CLIP AI Smart Search
The CLIP Visual Search plugin integrates OpenAI's CLIP (Contrastive Language-Image Pretraining) model into ResourceSpace, allowing powerful visual similarity and natural language image searches based on actual image content rather than metadata.
Features
- Search ResourceSpace images using a natural language description (e.g., "red double-decker bus").
- Find visually similar images by uploading an example image.
- Find duplicates or near-duplicates based on visual similarity scores.
- Efficient searching powered by FAISS (Facebook AI Similarity Search) for fast nearest-neighbour lookups.
How it Works
The plugin generates a vector representation (512-dimensional) of each image when indexed. These vectors represent the visual and semantic features of the images. Searches work by comparing these vectors rather than relying on traditional metadata.
Usage
Natural Language Search
From "AI Smart Search" at the bottom of the right hand search bar, enter a description of the image you're looking for (e.g., "beach sunset with palm trees") and the plugin will return the most visually similar results from the archive. The option to perform a natural language search also appears as a button in the search bar for regular searches.
Image Upload Search
Again from "AI Smart Search" in the search bar, select an image from your computer. The plugin will automatically resize the image to 256x256 pixels on the client side, then submit the processed image for a visual similarity search. The original full-size file is not uploaded. This means you can search very rapidly for a matching image without having to wait for a large upload.
Find Similar Images
From a resource view page, use the "Visually Similar Images" option under the AI Smart Search heading to locate other resources in the system with a high visual similarity.
Setup
- Enable the CLIP plugin from Manage Plugins in ResourceSpace.
- Ensure the separate Python-based CLIP service is running. This service communicates with ResourceSpace over HTTP and handles vector generation and searching.
System Requirements
- Python 3.8+ installed on the server.
- FAISS library installed in the Python environment.

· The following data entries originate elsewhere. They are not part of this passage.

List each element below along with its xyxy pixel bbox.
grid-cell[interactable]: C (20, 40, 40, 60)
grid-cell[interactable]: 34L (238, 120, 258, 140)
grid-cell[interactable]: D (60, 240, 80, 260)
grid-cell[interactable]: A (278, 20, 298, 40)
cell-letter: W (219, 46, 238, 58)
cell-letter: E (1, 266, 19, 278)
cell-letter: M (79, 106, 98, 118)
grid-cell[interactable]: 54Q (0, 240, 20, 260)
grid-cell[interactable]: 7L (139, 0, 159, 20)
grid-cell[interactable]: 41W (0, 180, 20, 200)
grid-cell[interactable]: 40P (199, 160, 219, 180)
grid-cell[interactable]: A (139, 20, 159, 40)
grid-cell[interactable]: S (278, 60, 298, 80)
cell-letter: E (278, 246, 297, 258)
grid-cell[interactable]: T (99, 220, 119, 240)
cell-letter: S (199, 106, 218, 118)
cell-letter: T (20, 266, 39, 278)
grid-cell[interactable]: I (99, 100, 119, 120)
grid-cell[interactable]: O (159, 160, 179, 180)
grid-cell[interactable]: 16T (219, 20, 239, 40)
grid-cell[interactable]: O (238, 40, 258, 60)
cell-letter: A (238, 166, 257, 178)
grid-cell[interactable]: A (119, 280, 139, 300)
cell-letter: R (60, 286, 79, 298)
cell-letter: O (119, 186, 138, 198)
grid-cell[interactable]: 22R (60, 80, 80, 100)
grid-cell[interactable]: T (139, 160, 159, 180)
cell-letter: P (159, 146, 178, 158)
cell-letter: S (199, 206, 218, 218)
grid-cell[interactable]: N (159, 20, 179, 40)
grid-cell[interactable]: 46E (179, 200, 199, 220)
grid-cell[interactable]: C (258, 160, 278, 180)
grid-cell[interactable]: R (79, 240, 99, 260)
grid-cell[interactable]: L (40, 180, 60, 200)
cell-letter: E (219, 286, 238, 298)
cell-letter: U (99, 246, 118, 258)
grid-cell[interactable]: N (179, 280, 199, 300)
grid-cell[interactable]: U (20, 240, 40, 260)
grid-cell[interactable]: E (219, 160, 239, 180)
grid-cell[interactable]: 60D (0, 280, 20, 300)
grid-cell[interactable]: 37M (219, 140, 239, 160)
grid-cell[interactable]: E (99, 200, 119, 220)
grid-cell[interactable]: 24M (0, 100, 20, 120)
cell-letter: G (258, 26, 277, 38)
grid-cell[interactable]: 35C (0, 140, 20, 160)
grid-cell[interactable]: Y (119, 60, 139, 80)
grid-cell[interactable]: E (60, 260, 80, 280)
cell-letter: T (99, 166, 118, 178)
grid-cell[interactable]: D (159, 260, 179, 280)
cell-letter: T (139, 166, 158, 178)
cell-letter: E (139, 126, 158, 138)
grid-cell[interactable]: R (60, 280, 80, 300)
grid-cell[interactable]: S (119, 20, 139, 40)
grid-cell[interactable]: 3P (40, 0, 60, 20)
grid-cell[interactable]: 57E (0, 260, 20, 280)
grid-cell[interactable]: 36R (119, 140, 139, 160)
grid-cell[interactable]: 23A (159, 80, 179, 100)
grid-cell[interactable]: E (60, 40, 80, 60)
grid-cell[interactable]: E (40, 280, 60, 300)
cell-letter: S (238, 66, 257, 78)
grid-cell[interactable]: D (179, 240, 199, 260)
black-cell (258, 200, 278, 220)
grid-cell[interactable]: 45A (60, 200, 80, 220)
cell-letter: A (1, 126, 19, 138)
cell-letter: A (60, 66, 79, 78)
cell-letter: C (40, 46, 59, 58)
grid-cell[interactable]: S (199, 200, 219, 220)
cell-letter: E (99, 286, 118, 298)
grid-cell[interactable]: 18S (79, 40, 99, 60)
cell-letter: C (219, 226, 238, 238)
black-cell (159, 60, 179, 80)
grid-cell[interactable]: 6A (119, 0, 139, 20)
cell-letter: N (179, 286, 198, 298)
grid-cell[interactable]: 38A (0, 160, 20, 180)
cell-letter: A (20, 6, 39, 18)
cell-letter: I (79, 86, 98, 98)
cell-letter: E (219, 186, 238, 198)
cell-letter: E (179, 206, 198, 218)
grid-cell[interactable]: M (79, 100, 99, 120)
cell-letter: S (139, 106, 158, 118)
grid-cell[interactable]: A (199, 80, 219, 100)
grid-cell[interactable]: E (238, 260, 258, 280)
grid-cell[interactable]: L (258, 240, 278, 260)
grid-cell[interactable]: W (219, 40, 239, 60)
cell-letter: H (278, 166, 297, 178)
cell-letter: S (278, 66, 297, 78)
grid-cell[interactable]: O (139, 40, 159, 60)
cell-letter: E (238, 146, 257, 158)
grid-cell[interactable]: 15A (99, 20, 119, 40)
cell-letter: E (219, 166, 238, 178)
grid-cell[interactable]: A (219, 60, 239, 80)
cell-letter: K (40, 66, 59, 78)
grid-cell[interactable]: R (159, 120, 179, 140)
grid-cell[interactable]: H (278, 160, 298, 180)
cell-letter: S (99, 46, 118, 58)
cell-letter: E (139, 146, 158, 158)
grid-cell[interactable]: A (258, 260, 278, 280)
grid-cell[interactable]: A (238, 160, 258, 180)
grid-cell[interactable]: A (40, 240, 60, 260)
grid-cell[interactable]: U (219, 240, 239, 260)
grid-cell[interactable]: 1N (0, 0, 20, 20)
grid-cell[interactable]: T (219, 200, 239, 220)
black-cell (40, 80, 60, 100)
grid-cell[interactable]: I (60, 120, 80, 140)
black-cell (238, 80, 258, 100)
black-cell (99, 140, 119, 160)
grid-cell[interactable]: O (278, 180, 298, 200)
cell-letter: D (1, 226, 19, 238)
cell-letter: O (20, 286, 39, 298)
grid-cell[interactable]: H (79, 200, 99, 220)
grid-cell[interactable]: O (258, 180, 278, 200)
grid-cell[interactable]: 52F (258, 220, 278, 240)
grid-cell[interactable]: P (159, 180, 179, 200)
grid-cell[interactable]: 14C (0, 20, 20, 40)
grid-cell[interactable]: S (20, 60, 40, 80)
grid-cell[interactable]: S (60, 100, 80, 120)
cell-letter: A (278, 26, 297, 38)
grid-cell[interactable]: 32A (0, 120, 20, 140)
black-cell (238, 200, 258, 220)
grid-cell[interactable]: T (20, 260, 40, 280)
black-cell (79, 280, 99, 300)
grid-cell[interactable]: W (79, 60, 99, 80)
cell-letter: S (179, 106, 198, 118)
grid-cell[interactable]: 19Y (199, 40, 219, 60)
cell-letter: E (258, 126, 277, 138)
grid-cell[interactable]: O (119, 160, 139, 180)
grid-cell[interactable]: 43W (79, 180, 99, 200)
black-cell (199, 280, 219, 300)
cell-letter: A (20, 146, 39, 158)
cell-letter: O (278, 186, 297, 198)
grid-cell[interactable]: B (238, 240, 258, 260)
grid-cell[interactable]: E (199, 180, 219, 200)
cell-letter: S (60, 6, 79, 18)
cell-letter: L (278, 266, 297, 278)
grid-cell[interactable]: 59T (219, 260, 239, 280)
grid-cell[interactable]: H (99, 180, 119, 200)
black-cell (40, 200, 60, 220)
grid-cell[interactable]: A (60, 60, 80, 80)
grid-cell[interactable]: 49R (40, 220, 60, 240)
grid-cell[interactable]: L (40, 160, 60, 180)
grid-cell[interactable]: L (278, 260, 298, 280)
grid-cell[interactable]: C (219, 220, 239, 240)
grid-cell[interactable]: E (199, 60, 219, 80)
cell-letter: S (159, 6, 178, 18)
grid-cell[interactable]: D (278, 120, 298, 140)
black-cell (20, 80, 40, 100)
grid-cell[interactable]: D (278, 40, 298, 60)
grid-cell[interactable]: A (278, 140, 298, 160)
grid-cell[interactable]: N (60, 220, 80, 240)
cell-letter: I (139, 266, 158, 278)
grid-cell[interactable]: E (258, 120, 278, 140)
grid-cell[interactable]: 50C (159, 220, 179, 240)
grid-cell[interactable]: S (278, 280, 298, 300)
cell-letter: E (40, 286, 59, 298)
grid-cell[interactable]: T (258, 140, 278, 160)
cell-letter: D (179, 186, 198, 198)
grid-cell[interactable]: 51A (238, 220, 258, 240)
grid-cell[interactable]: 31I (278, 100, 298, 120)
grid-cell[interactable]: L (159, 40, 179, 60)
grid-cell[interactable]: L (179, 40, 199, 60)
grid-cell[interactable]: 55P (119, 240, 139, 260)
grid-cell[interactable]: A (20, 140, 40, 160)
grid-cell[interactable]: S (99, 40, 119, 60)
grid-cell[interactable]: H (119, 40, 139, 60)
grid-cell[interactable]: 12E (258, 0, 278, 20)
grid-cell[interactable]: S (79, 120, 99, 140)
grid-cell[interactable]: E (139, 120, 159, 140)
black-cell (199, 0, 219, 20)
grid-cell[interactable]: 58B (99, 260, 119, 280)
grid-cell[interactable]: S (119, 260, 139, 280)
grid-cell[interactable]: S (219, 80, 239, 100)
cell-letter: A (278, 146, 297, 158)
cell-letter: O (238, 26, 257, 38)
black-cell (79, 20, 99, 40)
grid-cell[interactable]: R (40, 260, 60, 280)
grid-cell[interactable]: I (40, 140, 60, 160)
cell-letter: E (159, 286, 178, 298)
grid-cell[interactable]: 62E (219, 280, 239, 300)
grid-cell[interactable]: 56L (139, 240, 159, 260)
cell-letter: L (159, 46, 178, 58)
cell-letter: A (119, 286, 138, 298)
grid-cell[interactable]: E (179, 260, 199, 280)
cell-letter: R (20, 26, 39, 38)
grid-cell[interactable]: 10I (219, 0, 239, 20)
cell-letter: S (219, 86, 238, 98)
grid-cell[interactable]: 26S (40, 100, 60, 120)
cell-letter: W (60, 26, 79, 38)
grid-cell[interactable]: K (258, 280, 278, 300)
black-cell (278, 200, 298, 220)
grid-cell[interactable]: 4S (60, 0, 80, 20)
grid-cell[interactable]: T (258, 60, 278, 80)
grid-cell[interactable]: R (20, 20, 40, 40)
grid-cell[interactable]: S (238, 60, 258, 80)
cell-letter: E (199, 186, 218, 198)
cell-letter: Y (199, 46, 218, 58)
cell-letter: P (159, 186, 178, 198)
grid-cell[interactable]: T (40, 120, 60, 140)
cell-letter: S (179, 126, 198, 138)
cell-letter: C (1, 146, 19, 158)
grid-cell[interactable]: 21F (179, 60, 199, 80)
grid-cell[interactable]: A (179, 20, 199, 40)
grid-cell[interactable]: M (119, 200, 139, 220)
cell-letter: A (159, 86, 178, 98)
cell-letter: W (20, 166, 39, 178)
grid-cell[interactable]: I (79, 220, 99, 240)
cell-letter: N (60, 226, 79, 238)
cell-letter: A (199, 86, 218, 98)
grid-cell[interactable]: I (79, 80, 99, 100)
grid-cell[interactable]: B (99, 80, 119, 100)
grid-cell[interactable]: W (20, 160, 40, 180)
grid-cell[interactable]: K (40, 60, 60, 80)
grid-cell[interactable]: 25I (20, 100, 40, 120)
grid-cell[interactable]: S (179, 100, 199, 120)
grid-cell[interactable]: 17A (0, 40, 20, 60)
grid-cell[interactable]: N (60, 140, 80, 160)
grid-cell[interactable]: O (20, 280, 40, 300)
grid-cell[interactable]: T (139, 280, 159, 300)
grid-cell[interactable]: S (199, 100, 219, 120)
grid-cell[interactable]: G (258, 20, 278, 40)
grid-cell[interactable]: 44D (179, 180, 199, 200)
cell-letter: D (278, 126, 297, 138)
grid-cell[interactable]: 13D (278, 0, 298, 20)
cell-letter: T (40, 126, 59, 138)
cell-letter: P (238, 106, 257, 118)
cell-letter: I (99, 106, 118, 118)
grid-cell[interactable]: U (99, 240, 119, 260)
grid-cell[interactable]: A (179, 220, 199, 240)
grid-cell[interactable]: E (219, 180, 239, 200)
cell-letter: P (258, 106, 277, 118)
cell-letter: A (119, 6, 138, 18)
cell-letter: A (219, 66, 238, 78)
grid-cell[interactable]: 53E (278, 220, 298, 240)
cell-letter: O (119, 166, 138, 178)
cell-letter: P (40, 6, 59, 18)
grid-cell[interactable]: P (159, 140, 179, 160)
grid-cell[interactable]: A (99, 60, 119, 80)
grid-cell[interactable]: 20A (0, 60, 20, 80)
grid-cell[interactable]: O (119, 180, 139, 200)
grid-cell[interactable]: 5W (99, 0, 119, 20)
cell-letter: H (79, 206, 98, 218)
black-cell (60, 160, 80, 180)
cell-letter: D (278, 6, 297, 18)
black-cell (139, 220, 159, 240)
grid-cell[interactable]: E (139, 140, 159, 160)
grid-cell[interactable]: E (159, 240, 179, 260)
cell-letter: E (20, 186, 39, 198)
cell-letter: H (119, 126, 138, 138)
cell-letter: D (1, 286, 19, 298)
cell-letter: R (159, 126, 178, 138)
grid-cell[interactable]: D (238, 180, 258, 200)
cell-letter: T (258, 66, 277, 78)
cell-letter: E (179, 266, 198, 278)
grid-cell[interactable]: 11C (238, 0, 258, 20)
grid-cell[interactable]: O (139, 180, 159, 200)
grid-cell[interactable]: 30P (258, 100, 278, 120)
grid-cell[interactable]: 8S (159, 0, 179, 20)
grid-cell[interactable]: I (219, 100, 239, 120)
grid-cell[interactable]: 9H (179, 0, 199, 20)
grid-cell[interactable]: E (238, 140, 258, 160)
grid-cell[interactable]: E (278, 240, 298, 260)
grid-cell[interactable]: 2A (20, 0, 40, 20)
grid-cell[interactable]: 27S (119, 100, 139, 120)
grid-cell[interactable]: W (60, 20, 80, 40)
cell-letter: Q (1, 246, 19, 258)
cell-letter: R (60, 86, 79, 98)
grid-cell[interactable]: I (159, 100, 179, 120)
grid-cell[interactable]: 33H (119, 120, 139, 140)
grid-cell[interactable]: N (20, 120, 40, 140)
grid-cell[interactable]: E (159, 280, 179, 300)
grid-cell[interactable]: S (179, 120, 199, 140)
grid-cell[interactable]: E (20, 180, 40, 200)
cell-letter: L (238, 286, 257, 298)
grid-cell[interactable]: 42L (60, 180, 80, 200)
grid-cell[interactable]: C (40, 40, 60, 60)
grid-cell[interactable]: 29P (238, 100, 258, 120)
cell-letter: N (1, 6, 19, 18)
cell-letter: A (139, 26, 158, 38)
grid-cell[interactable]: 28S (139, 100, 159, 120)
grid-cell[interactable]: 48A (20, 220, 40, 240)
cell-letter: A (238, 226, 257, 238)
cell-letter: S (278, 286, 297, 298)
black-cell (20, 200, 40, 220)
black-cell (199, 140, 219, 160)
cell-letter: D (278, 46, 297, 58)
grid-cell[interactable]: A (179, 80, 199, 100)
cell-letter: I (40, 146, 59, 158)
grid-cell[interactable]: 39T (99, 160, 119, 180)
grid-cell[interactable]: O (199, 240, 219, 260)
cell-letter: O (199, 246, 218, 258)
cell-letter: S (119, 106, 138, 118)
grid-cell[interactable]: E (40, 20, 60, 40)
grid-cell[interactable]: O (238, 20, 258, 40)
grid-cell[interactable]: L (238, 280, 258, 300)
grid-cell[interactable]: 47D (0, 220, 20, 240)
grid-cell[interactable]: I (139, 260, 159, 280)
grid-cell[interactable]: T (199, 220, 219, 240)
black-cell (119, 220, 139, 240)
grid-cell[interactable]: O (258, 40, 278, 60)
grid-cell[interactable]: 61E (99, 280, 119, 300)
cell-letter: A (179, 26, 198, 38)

- Python virtual environment (recommended) to isolate dependencies.
Installation
Create a Python virtual environment:
python3 -m venv clip-env
source clip-env/bin/activate
Install required Python packages:
pip install fastapi uvicorn torch torchvision ftfy regex tqdm
pip install git+https://github.com/openai/CLIP.git
pip install mysql-connector-python
pip install python-multipart
pip install faiss-cpu
Start the CLIP service:
cd /path/to/resourcespace/plugins/clip/scripts
python clip_service.py --dbuser [mysql_user] --dbpass [mysql_password]
You should see:
Loading CLIP model...
Model loaded.
The service will now be running on http://localhost:8000
Run:
php /plugins/clip/scripts/generate_vectors.php
This will:
- Detect resources that need new vectors (based on file_checksum)
- Send the image to the Python service
- Store the 512-dim vector in the resource_clip_vector table
If the Python script says ModuleNotFoundError: No module named 'fastapi', make sure you activated your virtual environment.
For the Python service, the MySQL credentials must have access to all ResourceSpace databases on the server if using a shared Python service. The calling plugin will
pass the database, ensuring multi-tenant support.
Plugin options
The plugin options allows selection of the cutoff for images deemed "similar" by the similiarty search. You can also configure the number of similar resources to fetch. Similar options exist for the natural language search.
For duplicate matching, a high threshold should be set to ensure results are duplicates. 100% will be the same image, however crops/minor edits can reduce the match while the image is essentially still the same. Some adjustment of the setting may be needed, for example if matches for similar but not actually duplicate images are being returned.